- Founded: 1972
- Founder: Michael Korn
- Disbanded: 2015
- Headquarters: Philadelphia, Pennsylvania
- Website: philadelphiasingers.org^{[Archived 19 May 2015]}

= The Philadelphia Singers =

American choir

The Philadelphia Singers was an American choir based in Philadelphia, in the U.S. state of Pennsylvania.

==History==
Michael Korn founded The Philadelphia Singers over the period 1971–1972. During Korn's tenure, The Philadelphia Singers featured on the first commercial recording of the Roman Vespers of George Frideric Handel. Korn served as the ensemble's music director until his death in 1991. David Hayes succeeded Korn as the ensemble's music director, from 1992 to 2015.

In 2001, The Philadelphia Singers was named "Resident Chorus of The Philadelphia Orchestra" and was the only chorus to receive this distinction. With The Philadelphia Orchestra, the choir sang United States premieres of works by Sir James MacMillan, Luciano Berio, and Augusta Read Thomas, as well as world premieres of works by Daniel Kellogg and Jennifer Higdon.

The Philadelphia Singers appeared twice at the Lincoln Center Festival with Kurt Masur and the New York Philharmonic, premiering for the first time in the United States works by Krysztof Penderecki and Dov Seltzer.

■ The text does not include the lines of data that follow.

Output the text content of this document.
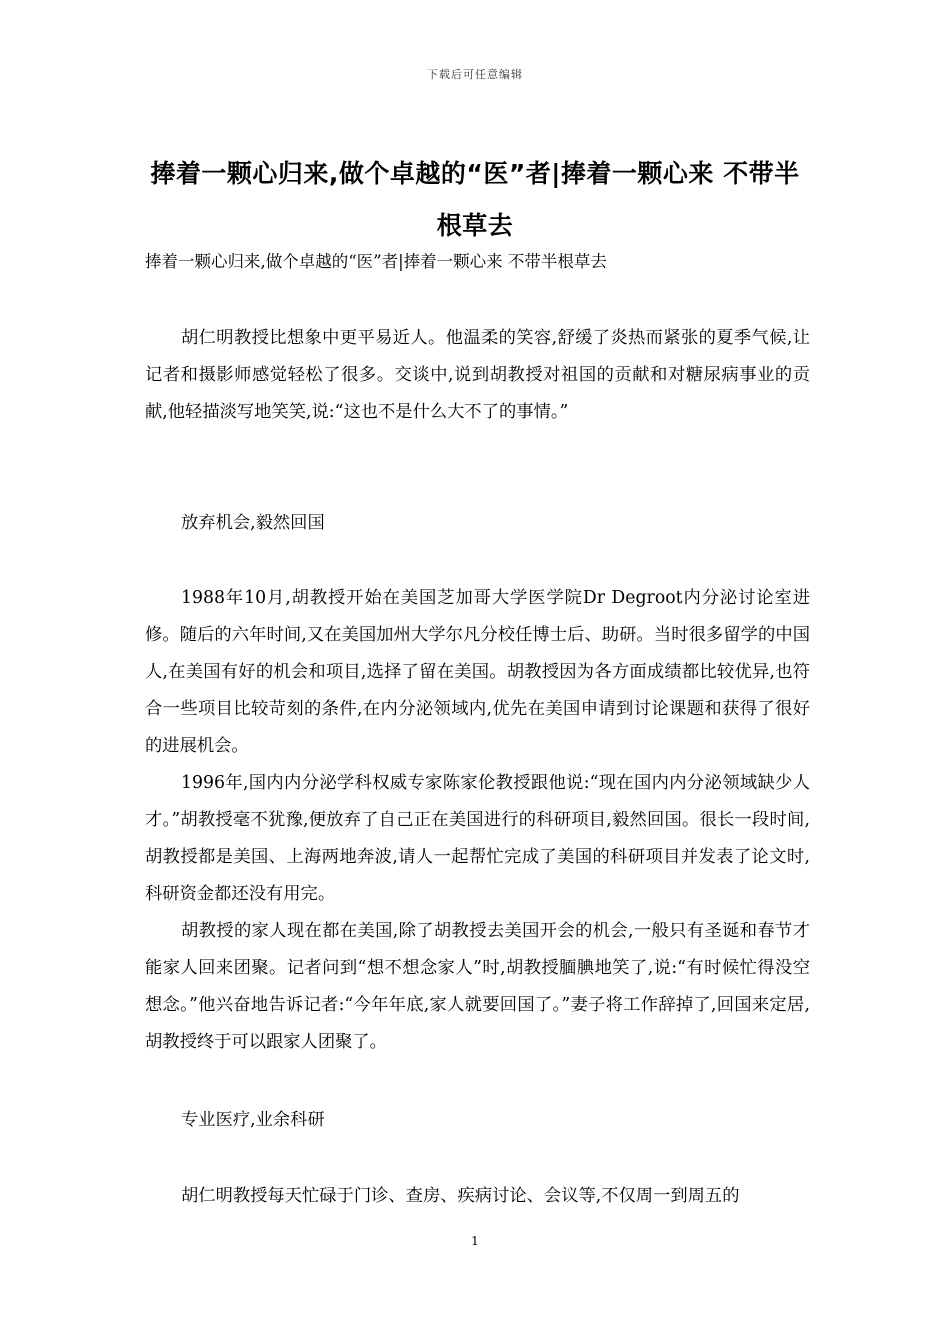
下载后可任意编辑
捧着一颗心归来,做个卓越的“医”者|捧着一颗心来 不带半根草去
捧着一颗心归来,做个卓越的“医”者|捧着一颗心来 不带半根草去

胡仁明教授比想象中更平易近人。他温柔的笑容,舒缓了炎热而紧张的夏季气候,让记者和摄影师感觉轻松了很多。交谈中,说到胡教授对祖国的贡献和对糖尿病事业的贡献,他轻描淡写地笑笑,说:“这也不是什么大不了的事情。”

放弃机会,毅然回国

1988年10月,胡教授开始在美国芝加哥大学医学院Dr Degroot内分泌讨论室进修。随后的六年时间,又在美国加州大学尔凡分校任博士后、助研。当时很多留学的中国人,在美国有好的机会和项目,选择了留在美国。胡教授因为各方面成绩都比较优异,也符合一些项目比较苛刻的条件,在内分泌领域内,优先在美国申请到讨论课题和获得了很好的进展机会。

1996年,国内内分泌学科权威专家陈家伦教授跟他说:“现在国内内分泌领域缺少人才。”胡教授毫不犹豫,便放弃了自己正在美国进行的科研项目,毅然回国。很长一段时间,胡教授都是美国、上海两地奔波,请人一起帮忙完成了美国的科研项目并发表了论文时,科研资金都还没有用完。

胡教授的家人现在都在美国,除了胡教授去美国开会的机会,一般只有圣诞和春节才能家人回来团聚。记者问到“想不想念家人”时,胡教授腼腆地笑了,说:“有时候忙得没空想念。”他兴奋地告诉记者:“今年年底,家人就要回国了。”妻子将工作辞掉了,回国来定居,胡教授终于可以跟家人团聚了。

专业医疗,业余科研

胡仁明教授每天忙碌于门诊、查房、疾病讨论、会议等,不仅周一到周五的

1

The Philadelphia Singers maintained its own annual subscription series and was the only Philadelphia ensemble to have a regular national radio broadcast on Public Radio International called "Christmas with The Philadelphia Singers". The program was a live broadcast of its annual concert, "Christmas on Logan Square", at St. Clement's Church. The ensemble presented choral music from all periods, with a particular focus on American choral music.

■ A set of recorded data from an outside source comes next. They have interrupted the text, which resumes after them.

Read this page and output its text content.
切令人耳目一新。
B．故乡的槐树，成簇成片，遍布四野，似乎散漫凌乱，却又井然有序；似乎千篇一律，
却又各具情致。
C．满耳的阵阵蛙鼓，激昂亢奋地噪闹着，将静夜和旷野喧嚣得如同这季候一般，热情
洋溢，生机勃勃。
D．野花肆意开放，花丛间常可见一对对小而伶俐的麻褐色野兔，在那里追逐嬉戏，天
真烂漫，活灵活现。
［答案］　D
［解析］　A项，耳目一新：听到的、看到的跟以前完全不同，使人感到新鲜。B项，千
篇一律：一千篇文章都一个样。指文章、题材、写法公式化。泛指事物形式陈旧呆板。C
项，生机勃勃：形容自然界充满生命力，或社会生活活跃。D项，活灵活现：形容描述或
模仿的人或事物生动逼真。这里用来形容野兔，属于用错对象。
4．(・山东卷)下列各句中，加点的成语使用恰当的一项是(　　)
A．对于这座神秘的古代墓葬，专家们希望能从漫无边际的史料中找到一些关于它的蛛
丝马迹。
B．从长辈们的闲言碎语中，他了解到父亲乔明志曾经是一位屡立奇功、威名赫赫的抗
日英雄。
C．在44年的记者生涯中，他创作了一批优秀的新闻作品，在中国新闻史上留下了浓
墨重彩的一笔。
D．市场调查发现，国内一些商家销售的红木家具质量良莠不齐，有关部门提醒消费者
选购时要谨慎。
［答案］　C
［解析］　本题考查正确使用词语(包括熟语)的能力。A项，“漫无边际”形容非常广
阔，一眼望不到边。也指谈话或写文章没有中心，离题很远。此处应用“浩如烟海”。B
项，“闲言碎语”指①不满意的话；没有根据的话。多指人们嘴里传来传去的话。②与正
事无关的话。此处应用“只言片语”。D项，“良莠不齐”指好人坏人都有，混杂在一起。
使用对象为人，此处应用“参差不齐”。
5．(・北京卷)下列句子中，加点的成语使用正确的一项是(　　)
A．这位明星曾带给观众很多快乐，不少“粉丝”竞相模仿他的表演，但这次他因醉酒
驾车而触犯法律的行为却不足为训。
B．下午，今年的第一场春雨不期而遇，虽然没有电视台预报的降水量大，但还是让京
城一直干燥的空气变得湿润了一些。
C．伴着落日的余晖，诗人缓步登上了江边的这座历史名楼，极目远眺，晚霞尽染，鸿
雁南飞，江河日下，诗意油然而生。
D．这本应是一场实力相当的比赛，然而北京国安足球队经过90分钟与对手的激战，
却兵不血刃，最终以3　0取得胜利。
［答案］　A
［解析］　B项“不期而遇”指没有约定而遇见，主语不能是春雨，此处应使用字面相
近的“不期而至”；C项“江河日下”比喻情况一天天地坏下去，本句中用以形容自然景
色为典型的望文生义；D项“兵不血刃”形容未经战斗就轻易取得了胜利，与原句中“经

In 2013, Hayes had announced his intention to stand down as the ensemble's music director at the close of the 2014–2015 season. In December 2014, The Philadelphia Singers announced cessation of operations effective at the end of the 2014–2015 season. The reasons included rising costs and lack of funding sources. The Philadelphia Singers gave its final performance in May 2015.